Die Blockade gleicht zunächst einem Kinderspiel. Die verschiedenen Gruppen von mehreren hundert bis knapp tausend Demonstranten bewegten sich ungestört auf die Schienen zu. Als die Schienen vor dem Kraftwerk besetzt werden, stehen die Kohlebagger schon still, auf ihnen schliefen bereits in der Nacht zuvor hunderte Demonstranten. Die Blockierer skandieren für Klimagerechtigkeit und gegen Kohle.

Dass weder Vattenfall noch die Anwohner die Demoparolen hören, stört sie nicht. Sobald man den Mikrokosmos der Blockaden und des Klimacamps verlässt, wird die ablehnende Haltung vieler Lausitzer spürbar. „Gestern wurden mehrere Leute außerhalb des Camps angegriffen und mussten von Sanitätern versorgt werden“, berichtet Luisa. Später griffen Neonazis eine Mahnwache der Kohlegegner an.

Aus der Brandenburger Landesregierung kam scharfer Protest.
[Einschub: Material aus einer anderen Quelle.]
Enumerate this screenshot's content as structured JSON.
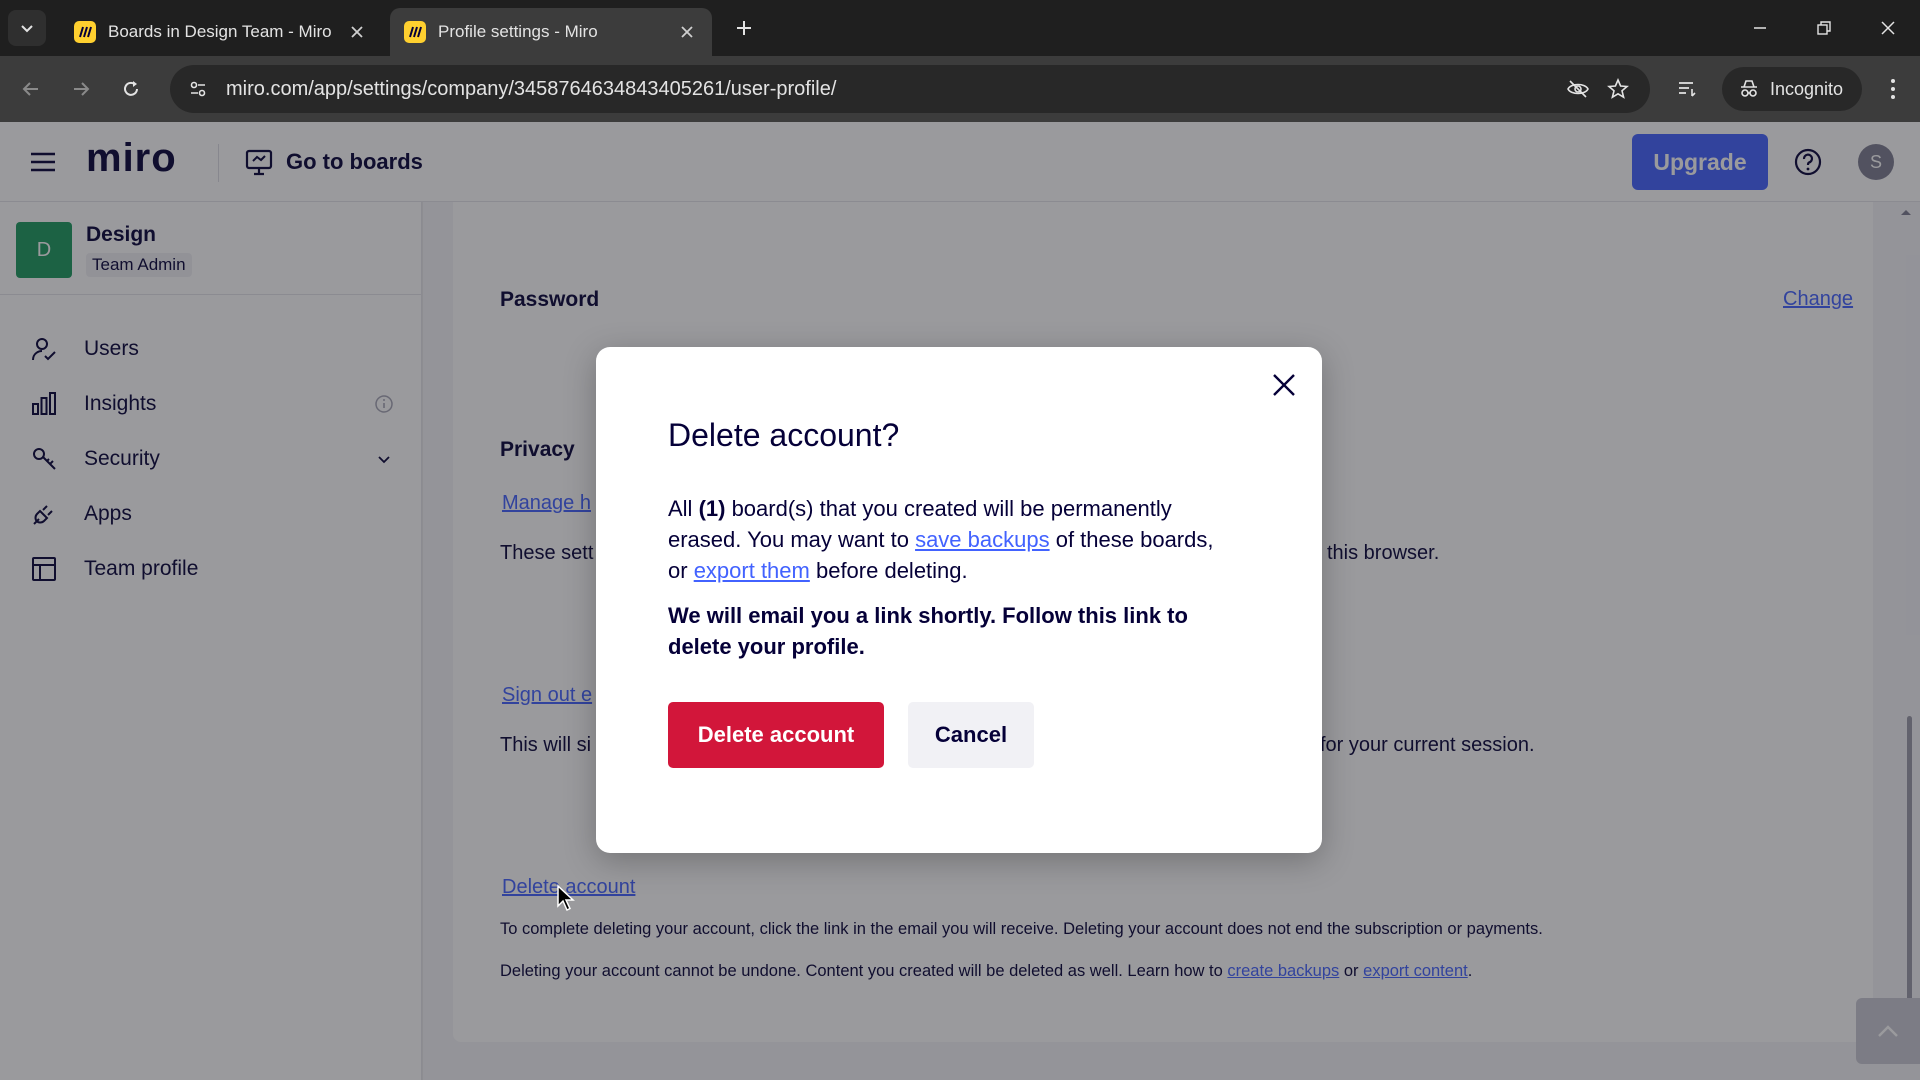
{
  "browser": {
    "tabs": [
      {
        "title": "Boards in Design Team - Miro",
        "active": false
      },
      {
        "title": "Profile settings - Miro",
        "active": true
      }
    ],
    "url": "miro.com/app/settings/company/3458764634843405261/user-profile/",
    "incognito_label": "Incognito"
  },
  "header": {
    "logo": "miro",
    "go_to_boards": "Go to boards",
    "upgrade": "Upgrade",
    "avatar_initial": "S"
  },
  "sidebar": {
    "team_initial": "D",
    "team_name": "Design",
    "team_role": "Team Admin",
    "items": [
      {
        "label": "Users",
        "icon": "user-icon"
      },
      {
        "label": "Insights",
        "icon": "bar-chart-icon"
      },
      {
        "label": "Security",
        "icon": "key-icon"
      },
      {
        "label": "Apps",
        "icon": "plug-icon"
      },
      {
        "label": "Team profile",
        "icon": "layout-icon"
      }
    ]
  },
  "main": {
    "password_title": "Password",
    "password_change": "Change",
    "privacy_title": "Privacy",
    "manage_link": "Manage h",
    "these_settings_text": "These sett",
    "this_browser_text": "this browser.",
    "sign_out_link": "Sign out e",
    "this_will_text": "This will si",
    "current_session_text": "for your current session.",
    "delete_account_link": "Delete account",
    "delete_note_1": "To complete deleting your account, click the link in the email you will receive. Deleting your account does not end the subscription or payments.",
    "delete_note_2_prefix": "Deleting your account cannot be undone. Content you created will be deleted as well. Learn how to ",
    "create_backups_link": "create backups",
    "or_text": " or ",
    "export_content_link": "export content",
    "period": "."
  },
  "modal": {
    "title": "Delete account?",
    "p1_a": "All ",
    "p1_count": "(1)",
    "p1_b": " board(s) that you created will be permanently erased. You may want to ",
    "save_backups_link": "save backups",
    "p1_c": " of these boards, or ",
    "export_them_link": "export them",
    "p1_d": " before deleting.",
    "p2": "We will email you a link shortly. Follow this link to delete your profile.",
    "delete_button": "Delete account",
    "cancel_button": "Cancel"
  }
}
Wirtschaftsminister Albrecht Gerber sagte, „es darf nicht sein, dass in unserem Land Gewalt und Selbstjustiz um sich greifen“. Jeder vernünftig denkende Mensch wisse, dass die Braunkohle in der Energiewende noch für lange Zeit gebraucht werde.

Wer das Klimacamp erstmalig betritt und einen hippiesken Chaoshaufen erwartet, wird von der straffen Organisation und der Ausstattung überrascht. Es finden sich Sanitäter, eine kleine Bäckerei, unzählige Komposttoiletten und ein umfunktioniertes Zirkuszelt für Versammlungen. Die Feldküche versorgt aus riesigen Töpfen das Klimacamp und die einzelnen Blockade-Orte. Selbst hier legen die Blockierer Wert auf Umweltverträglichkeit – das Essen ist also vegan. Abends gibt es Musik, manche Protestler haben Schminke im Gesicht.

Wird aus der jungen Anti-Kohle-Bewegung eine Party-Truppe? Max* widerspricht vehement: „Auf solchen Camps werden immer Gesellschaftskonzepte mitverhandelt.“ In Rückzugszelten wird über den Druck auf die Blockaden gesprochen. Andere diskutieren, warum Männer mit nacktem Oberkörper herumrennen, Frauen aber nicht. Die Demonstranten sehen sich in der Tradition des Hüttendorfes der Antiatomkraftbewegung oder der G8-Gipfelproteste. Auf den neuen Klimacamps wird viel über „progressive Gesellschaftsutopien“ – so heißt das hier – herumgesponnen.

* Name geändert

Gewaltfrei bleiben

Von den alten Camps haben die meisten Aktivisten selber jedoch nichts mitbekommen, dafür sind sie schlicht zu jung. „Das Klimacamp ist wichtig für Politisierung“, meint Max. „Wir zeigen, dass wir uns mit den Klimaverhandlungen und ihren Ergebnissen nicht zufriedengeben!“, sagt Luisa, eine 28-jährige Studentin. „Vor zwei Jahren kamen noch ein paar hundert Aktivistinnen zum Klimacamp, letztes Jahr waren es 1500 – dieses Jahr sind es 3500!“ Viele der Demonstranten fürchten, dass der Atomausstieg die fossile Energieerzeugung fördert und der Ausbau der erneuerbaren Energien gebremst wird.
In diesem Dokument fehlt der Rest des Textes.